To me, broadening participation in computing means to get more people interested and involved in the computing fields. I think that there has been a serious lack in promotions for computer science and other related fields. It is a great idea to get outreach to younger students and get them exposed to computing and the "cool/fun" things it can do.
I think the SPARCS Outreach definitely does this by going to the middle school and getting the children interested in different ideas of computing. We have a diverse group of children who come to the sessions, and they usually have a friends there with them. So I think that having these sessions spread computing to kids who might not know about it otherwise. We try to keep the activities fun and interesting so the students stay intrigued by it.
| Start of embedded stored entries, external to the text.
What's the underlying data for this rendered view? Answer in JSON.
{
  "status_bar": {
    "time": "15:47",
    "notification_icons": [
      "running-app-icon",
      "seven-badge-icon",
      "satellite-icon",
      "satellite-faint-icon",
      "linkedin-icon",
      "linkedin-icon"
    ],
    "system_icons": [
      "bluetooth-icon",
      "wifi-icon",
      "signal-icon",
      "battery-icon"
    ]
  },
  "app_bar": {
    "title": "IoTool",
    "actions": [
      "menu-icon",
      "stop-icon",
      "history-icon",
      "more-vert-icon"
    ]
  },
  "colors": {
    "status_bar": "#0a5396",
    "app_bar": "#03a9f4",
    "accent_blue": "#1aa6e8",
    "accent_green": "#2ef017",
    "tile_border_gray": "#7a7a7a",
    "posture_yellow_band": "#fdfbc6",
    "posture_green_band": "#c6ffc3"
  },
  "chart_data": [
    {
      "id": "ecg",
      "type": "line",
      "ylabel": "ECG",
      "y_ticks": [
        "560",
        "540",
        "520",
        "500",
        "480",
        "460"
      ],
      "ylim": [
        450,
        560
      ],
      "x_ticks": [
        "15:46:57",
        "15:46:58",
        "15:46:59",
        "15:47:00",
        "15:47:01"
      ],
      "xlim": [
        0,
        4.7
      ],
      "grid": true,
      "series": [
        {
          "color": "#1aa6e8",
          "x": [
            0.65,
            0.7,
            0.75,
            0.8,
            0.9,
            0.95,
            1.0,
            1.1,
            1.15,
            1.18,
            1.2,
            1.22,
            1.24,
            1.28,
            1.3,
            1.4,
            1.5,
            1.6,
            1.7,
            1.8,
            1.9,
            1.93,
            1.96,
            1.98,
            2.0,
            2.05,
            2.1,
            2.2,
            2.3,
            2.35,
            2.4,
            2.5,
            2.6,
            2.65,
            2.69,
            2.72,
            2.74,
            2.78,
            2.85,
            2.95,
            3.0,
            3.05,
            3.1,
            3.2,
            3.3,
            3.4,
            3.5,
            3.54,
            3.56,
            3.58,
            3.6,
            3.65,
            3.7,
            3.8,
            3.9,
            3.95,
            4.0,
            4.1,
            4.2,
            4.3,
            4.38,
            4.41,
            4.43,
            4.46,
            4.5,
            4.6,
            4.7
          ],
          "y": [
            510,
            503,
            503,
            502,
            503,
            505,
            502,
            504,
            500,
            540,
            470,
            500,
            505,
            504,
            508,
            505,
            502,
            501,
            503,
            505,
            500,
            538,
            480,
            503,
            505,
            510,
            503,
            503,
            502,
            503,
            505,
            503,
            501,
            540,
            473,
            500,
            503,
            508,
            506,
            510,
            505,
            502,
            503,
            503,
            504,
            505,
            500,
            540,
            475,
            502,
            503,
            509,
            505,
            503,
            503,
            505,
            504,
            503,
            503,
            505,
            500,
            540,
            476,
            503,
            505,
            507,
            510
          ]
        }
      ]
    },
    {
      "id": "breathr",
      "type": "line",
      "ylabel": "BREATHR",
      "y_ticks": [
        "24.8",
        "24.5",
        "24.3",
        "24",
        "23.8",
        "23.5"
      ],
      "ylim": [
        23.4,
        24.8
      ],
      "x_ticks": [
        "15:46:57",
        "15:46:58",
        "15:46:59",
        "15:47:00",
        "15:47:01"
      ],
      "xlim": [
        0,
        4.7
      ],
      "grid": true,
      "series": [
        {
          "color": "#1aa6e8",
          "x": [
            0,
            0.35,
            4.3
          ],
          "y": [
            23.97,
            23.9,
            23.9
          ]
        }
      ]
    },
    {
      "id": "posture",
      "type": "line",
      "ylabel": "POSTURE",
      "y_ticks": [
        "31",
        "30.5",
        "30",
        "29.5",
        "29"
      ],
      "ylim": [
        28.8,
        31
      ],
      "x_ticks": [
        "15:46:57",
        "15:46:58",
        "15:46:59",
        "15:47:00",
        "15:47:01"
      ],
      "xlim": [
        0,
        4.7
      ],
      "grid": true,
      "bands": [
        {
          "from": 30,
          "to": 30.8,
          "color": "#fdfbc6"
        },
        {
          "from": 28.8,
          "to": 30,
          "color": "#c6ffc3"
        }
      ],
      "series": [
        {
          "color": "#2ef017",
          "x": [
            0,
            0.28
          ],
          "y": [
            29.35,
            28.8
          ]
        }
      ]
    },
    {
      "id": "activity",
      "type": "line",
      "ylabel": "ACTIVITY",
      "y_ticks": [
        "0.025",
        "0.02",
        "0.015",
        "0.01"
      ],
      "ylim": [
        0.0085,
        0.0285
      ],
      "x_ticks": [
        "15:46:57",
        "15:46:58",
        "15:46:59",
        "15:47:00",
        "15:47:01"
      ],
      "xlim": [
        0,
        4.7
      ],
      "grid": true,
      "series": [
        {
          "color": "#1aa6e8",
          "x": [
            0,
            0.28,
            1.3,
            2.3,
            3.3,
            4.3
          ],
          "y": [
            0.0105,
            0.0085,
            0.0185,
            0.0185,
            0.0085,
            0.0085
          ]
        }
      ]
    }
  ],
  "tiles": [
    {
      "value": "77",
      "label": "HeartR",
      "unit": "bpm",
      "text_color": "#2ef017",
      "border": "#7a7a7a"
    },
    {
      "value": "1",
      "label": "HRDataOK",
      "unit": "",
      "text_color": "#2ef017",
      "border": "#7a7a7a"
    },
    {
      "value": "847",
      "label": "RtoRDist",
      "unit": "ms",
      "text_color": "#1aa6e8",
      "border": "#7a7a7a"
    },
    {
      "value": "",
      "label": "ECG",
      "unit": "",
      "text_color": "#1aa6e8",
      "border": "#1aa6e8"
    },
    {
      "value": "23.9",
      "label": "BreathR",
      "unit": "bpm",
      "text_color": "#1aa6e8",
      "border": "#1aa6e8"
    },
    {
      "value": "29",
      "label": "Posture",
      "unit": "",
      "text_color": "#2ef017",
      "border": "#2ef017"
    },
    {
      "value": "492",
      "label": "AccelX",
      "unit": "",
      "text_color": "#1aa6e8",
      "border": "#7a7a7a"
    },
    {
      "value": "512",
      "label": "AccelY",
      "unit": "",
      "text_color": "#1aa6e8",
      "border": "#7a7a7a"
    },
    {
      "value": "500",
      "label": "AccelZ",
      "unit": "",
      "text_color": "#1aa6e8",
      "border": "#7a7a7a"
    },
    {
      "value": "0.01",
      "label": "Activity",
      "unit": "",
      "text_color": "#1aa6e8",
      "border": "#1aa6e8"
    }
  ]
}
If I were exposed to BPC outreach in k12 I'm not quite sure how I would have changed. With absolutely no exposure, and actually disincentives to do computer science, I still did it. My whole computer science career decision was based off of my laziness in geometry and one online computer class. I already had other extra curricular activities that kept me busy, so I probably wouldn't have joined the club. Younger students on the other hand would benefit from the program I believe, because they haven't had the opportunity to get involved/ interested in other options that seem 'cooler'. I have to agree that a big opponent to BPC is the geeky stereotypes, so if we get to kids before they start to worry about their 'image' it might work out. Then eventually the demographics of computing could change.